Q.  When can I start crowdfunding?

A.  If you are an entrepreneur you need to wait until the SEC finishes its rule making process.  At that point you will have to register your idea with a Crowdfunding website.  Before you can raise any money they will run a background check on you.  This will not be before the beginning of 2013.

If you are a Crowdfunding website you need to wait until the SEC finishes the rule-making process before your site goes live.  Until the SEC is done with its work, the current system of raising capital with the current rules is in place and you CANNOT crowdfund money.  You will NOT be able to put up an equity or debt crowdfunding website until the SEC is done with its work, which will be the beginning of 2013.

Q. Why is a SRO necessary?

A. Issuing a security without oversight is not only impossible but unacceptable. Imagine of there were no oversight, the fraud that would take place. Having an SRO oversee the process and intermediaries as a conduit is critically important to an efficient marketplace and investor confidence. In addition, the legislation mandates that all crowdfunding take place via registered intermediairies. These intermediaries have the option to register as a broker-dealer or a funding portal. The prior is regulated by FINRA and the later is an industry-driven SRO (CFIRA) focused on addressing those concerns most relevant to the industry.

Q. What will the SRO do?

A. Form a coalition of all CrowdFund Investing intermediaries, investors and entrepreneurs. Be a voice for this group in Washington, DC. Initially advocate for the industry during the 270 day rule-making process. Then continue to work with the SEC and represent the interests of the industry in Washington. Provide investor education so that investors understand the risks involved in crowdfunding.  (Note: Donation-based crowdfunding platforms do not need to register under both the current law and proposed legislation).

Q. How can a start up raising B and C round financing over $1M apply and raise additional capital with crowdfunding for equity and what are the challenges?

A. Under the proposed legislation a company can crowdfund up to $1M/year.  If a firm needs more than that, they need to go to the traditional sources for capital.  Standard challenges (lack of credit, lack of capital, lack of interest, high interest rates, etc) would exits.

Q .Is Crowd Funding now going to earn lawyers and accountants more money? Is this not creating more red tape?

A. It’s no different then applying for a an SBA loan for example, where there are forms to fill out and documents to provide and some people need professional help and others can do it on their own.  Part of the bill requires certified or audited financial statements based on how much money you want to raise.  While there will be additional steps, the intent is to provide a transparent marketplace so that investors feel confident in crowdfunding businesses.

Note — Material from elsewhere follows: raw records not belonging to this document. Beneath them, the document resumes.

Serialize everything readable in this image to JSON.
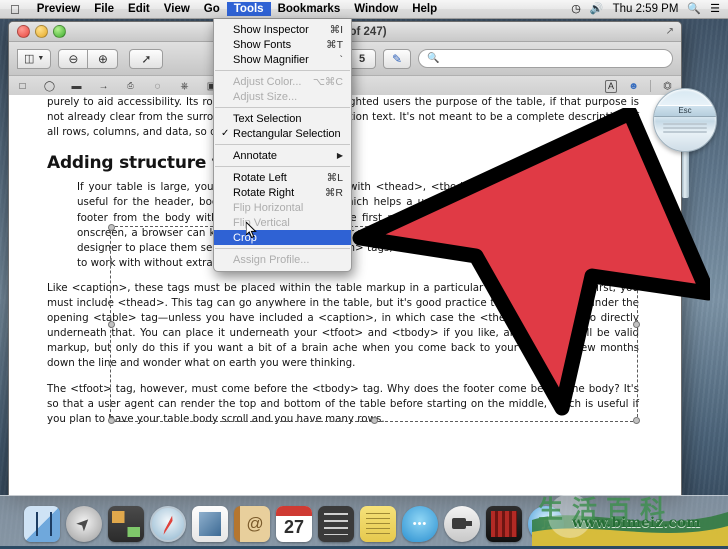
{
  "menubar": {
    "apple_icon": "apple-icon",
    "items": [
      {
        "label": "Preview",
        "selected": false
      },
      {
        "label": "File",
        "selected": false
      },
      {
        "label": "Edit",
        "selected": false
      },
      {
        "label": "View",
        "selected": false
      },
      {
        "label": "Go",
        "selected": false
      },
      {
        "label": "Tools",
        "selected": true
      },
      {
        "label": "Bookmarks",
        "selected": false
      },
      {
        "label": "Window",
        "selected": false
      },
      {
        "label": "Help",
        "selected": false
      }
    ],
    "status": {
      "timemachine_icon": "clock-icon",
      "volume_icon": "speaker-icon",
      "clock": "Thu 2:59 PM",
      "search_icon": "search-icon",
      "notification_icon": "list-icon"
    }
  },
  "window": {
    "title": "page 81 of 247)",
    "traffic": {
      "close": "close-button",
      "minimize": "minimize-button",
      "zoom": "zoom-button"
    },
    "expand_icon": "expand-icon",
    "toolbar": {
      "sidebar_label": "▥",
      "sidebar_caret": "▾",
      "zoom_out_icon": "zoom-out-icon",
      "zoom_in_icon": "zoom-in-icon",
      "share_icon": "share-icon",
      "markup_icon": "markup-pen-icon",
      "markup_caret": "▾",
      "rotate_label": "5",
      "annotate_icon": "annotate-icon",
      "search_icon": "ⓧ",
      "search_placeholder": ""
    },
    "subbar": {
      "icons": [
        "rect-select-icon",
        "oval-select-icon",
        "line-icon",
        "arrow-icon",
        "text-select-icon",
        "oval-icon",
        "cloud-icon",
        "rect-icon"
      ],
      "right_icons": [
        "text-box-icon",
        "adjust-color-icon",
        "crop-icon"
      ]
    }
  },
  "tools_menu": {
    "groups": [
      {
        "items": [
          {
            "label": "Show Inspector",
            "shortcut": "⌘I",
            "state": "normal"
          },
          {
            "label": "Show Fonts",
            "shortcut": "⌘T",
            "state": "normal"
          },
          {
            "label": "Show Magnifier",
            "shortcut": "`",
            "state": "normal"
          }
        ]
      },
      {
        "items": [
          {
            "label": "Adjust Color...",
            "shortcut": "⌥⌘C",
            "state": "disabled"
          },
          {
            "label": "Adjust Size...",
            "shortcut": "",
            "state": "disabled"
          }
        ]
      },
      {
        "items": [
          {
            "label": "Text Selection",
            "shortcut": "",
            "state": "normal"
          },
          {
            "label": "Rectangular Selection",
            "shortcut": "",
            "state": "checked"
          }
        ]
      },
      {
        "items": [
          {
            "label": "Annotate",
            "shortcut": "▶",
            "state": "submenu"
          }
        ]
      },
      {
        "items": [
          {
            "label": "Rotate Left",
            "shortcut": "⌘L",
            "state": "normal"
          },
          {
            "label": "Rotate Right",
            "shortcut": "⌘R",
            "state": "normal"
          },
          {
            "label": "Flip Horizontal",
            "shortcut": "",
            "state": "disabled"
          },
          {
            "label": "Flip Vertical",
            "shortcut": "",
            "state": "disabled"
          },
          {
            "label": "Crop",
            "shortcut": "",
            "state": "highlighted"
          }
        ]
      },
      {
        "items": [
          {
            "label": "Assign Profile...",
            "shortcut": "",
            "state": "disabled"
          }
        ]
      }
    ]
  },
  "document": {
    "paragraph_top": "purely to aid accessibility. Its role is to announce to nonsighted users the purpose of the table, if that purpose is not already clear from the surrounding content or the caption text. It's not meant to be a complete description of all rows, columns, and data, so don't overdo it.",
    "headline": "Adding structure to your tables",
    "paragraph_structure": "If your table is large, you can add more structure with <thead>, <tbody>, and <tfoot>. These tags are useful for the header, body, and footer section, which helps a user agent to distinguish the header and footer from the body without checking back on the first page to find out what's what. When displayed onscreen, a browser can keep the header and footer visible and allow the body to scroll, enabling the web designer to place them separately; much like the <th> tags, these three tags give you another styling hook to work with without extra classes.",
    "paragraph_caption": "Like <caption>, these tags must be placed within the table markup in a particular order and location. First, you must include <thead>. This tag can go anywhere in the table, but it's good practice to place it directly under the opening <table> tag—unless you have included a <caption>, in which case the <thead> tag must go directly underneath that. You can place it underneath your <tfoot> and <tbody> if you like, and it would still be valid markup, but only do this if you want a bit of a brain ache when you come back to your markup a few months down the line and wonder what on earth you were thinking.",
    "paragraph_tfoot": "The <tfoot> tag, however, must come before the <tbody> tag. Why does the footer come before the body? It's so that a user agent can render the top and bottom of the table before starting on the middle, which is useful if you plan to have your table body scroll and you have many rows."
  },
  "widget": {
    "esc_label": "Esc"
  },
  "dock": {
    "items": [
      {
        "name": "finder",
        "label": "Finder"
      },
      {
        "name": "launchpad",
        "label": "Launchpad"
      },
      {
        "name": "mission-control",
        "label": "Mission Control"
      },
      {
        "name": "safari",
        "label": "Safari"
      },
      {
        "name": "mail",
        "label": "Mail"
      },
      {
        "name": "contacts",
        "label": "Contacts"
      },
      {
        "name": "calendar",
        "label": "Calendar"
      },
      {
        "name": "reminders",
        "label": "Reminders"
      },
      {
        "name": "notes",
        "label": "Notes"
      },
      {
        "name": "messages",
        "label": "Messages"
      },
      {
        "name": "facetime",
        "label": "FaceTime"
      },
      {
        "name": "photo-booth",
        "label": "Photo Booth"
      },
      {
        "name": "itunes",
        "label": "iTunes"
      }
    ]
  },
  "watermark": {
    "characters": [
      "生",
      "活",
      "百",
      "科"
    ],
    "url": "www.bimeiz.com"
  },
  "colors": {
    "menu_highlight": "#2f62d4",
    "arrow_fill": "#e03a45",
    "arrow_stroke": "#000000",
    "watermark_green": "#3e8f4f"
  }
}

Q. This is going to create fraudulent cases. Anyone can list and take the money and run, what prevents this?
A. Following the tenants of crowdfunding it will be difficult to commit fraud.  The principle of crowdfunding is localvesting where the investors are your friends and family.  Taking advantage of people you know, that trust you and your relationship can happen but it will be rare.  One should never invest in someone they don’t know or a product or service they don’t understand.  This will be a critical part of the investor education component of CFIRA.  In addition an entrepreneur will have hundreds of new investors that they will be accountable too, and they will be required to report their progress to them as well.  Entrepreneurs will be required to register with and report every year to the SEC.  This reporting will lead to transparency not only among investors but in the marketplace as well.

 Q. How can I become a member of CfIRA and get involved? 

A. A member is defined as “an entity or organization that, by payment of dues, affords itself one vote for the purposes of general membership elections and voting.”  By definition of the by-laws, this would tend to only allow a “member”, whether this be an organization that has more than one employee participating in calls or a person who has more than one company, one vote, unless that member pays for multiple memberships.  Since we do not yet charge for membership, one company receives one vote as a member entity.